Note: This web site is only kept up to date for OSG Software 1.2 (VDT 2.0.0). If you are looking for information for the most recent release, the RPM-based OSG Software 3.0, please see the OSG documentation web site

What is WHAT, and why are we using it?

WHAT is the Wisconsin Host Administration Tool. It was written by the CSL, which uses it to maintain all the Linux and Solaris machines in the department. They're working on deploying it on Windows machines as well.

WHAT has several advantages over cfengine -- the configuration management tool that most people use. The first is that it can fetch files from a web server instead of requiring a shared filesystem or a special cfengine server. The second is that WHAT is designed for machine generating config files, unlike cfengine which is geared towards hand editing. This comes in very handy when managing a diverse set of machines.

How do I install WHAT on a machine

Couldn't be easier:
  1. If you have a checkout of nightly-tests, make sure it’s up to date:
    cd SOMEWHERE/nightly-tests
    cvs update

    Otherwise, get a fresh checkout:

    cd SOMEWHERE
    cvs -d /p/vdt/workspace/vdt_cvs co nightly-tests
  2. Log on to the new machine as root:
    ssh root@NEW-MACHINE
  3. Copy the installation script from your checkout on AFS to root’ home directory:
    scp 'USER@AFS-HOST:SOMEWHERE/nightly-tests/what/install_what' .
  4. Run the installation script
    ./install_what

How do I run it manually to fix a machine?

Run /opt/what/bin/what apply /opt/what/etc/real.xml

How do I “reserve” a machine for special testing?

If you need to stop running nightly tests on a machine for a while to allow you or someone else to run tests without interference, follow these steps.

To stop the machine from running what and the nightly tests:

  1. sudo /bin/rm -f /etc/cron.d/vdt-*
  2. Email vdt-dev and let everyone know the machine is reserved

To return the machine to its normal state:

  1. sudo /opt/what/bin/what apply /opt/what/etc/bootstrap.xml
  2. Email vdt-dev and let everyone know the machine is back to normal

Note: It will take a few minutes for the vdt-what cron job to run after step 1, so be patient.

Does it have docs?

Yes. Run "man -a what" for a TOC.

Ok, so how does it work?

All the stuff that drives our configuration comes off the website. Take a look at /p/vdt/public/html/what (you can't do this in a browser because it's IP limited):
vail(nmueller): ls /p/vdt/public/html/what   
root/               # Becomes / on the test boxes
bootstrap.xml       # Bootstrap config.  Installs new versions of WHAT and itself.
real.xml            # The "real" configuration.  This is just a mason wrapper around gen_what_config.
gen_what_config*    # A script to create the configuration for a given host.
software/           # Source tarballs for software that we require.
grid-security/      # Grid security tarballs
what.tar.gz         # WHAT itself
cslmods.tar.gz      # Some non-standard perl modules that it requires

Without getting too in depth, what runs periodically on the test boxes and processes bootstrap.xml. If bootstrap.xml, real.xml or what.tar.gz changes (real.xml contains md5sums for all the files in root, so it changes every time they change) it will pull down the new copy, install it and run what on real.xml.

real.xml does all the rest of the work. It pulls down our stuff (/vdt-install-test, /home/vdttest, grid-security.tar.gz), performs some misc configuration (sudoers, ntp, selinux), manages users, installs software we need (postgresql, sudo) and perl modules that we need (lots).

How do I make changes?

Check out the nightly-tests module. If you want to add/edit any files we lay down on the machine, just edit the appropriate files under root. All of the WHAT machinery (bootstrap.xml, gen_what_config, WHAT itself) is sitting in the what subdir in case you need to muck with it. Run "cvs update; make install" to copy everything to the web.

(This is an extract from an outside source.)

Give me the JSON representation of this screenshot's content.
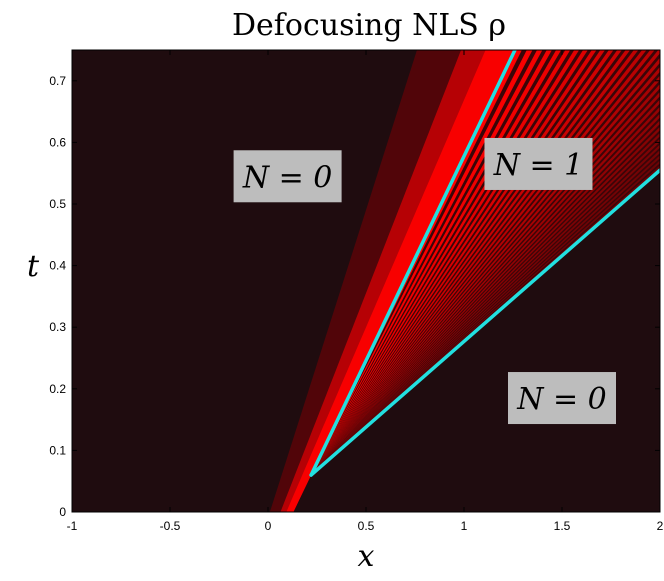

As for editing gen_what_config, it shouldn't be too hard. At the top of the file are variables that control some of the most frequently changed behavior -- users, crontab entries and the pacman version. For anything more in depth just take a look at the code.

Local WHAT patches

In order to make it do what we wanted, I had to add several new actions (nodes) to WHAT. In cfengine this would be accomplished with external scripts, but WHAT uses plugin modules instead. All these are located under nightly_tests.what/what/what/lib/What/Node
Accounts
Adds, removes and changes the uids on accounts. No sense setting up ldap to dist out our four stupid accounts. Doesn't maintain passwords, but you shouldn't use passwords on these boxes anyway.
Pacman
Downloads a version of pacman from Saul's site, installs it and writes the little wrapper script we use to exec it. Also takes care of the /opt/pacman symlink.
PerlModules
Installs perl modules straight from CPAN.
Software
Installs required software packages (currently postgresql and ntp) if they can't be fetched with yum/up2date/apt-get. Currently it's only used on SuSE, but it will come in handy on non-linux platforms.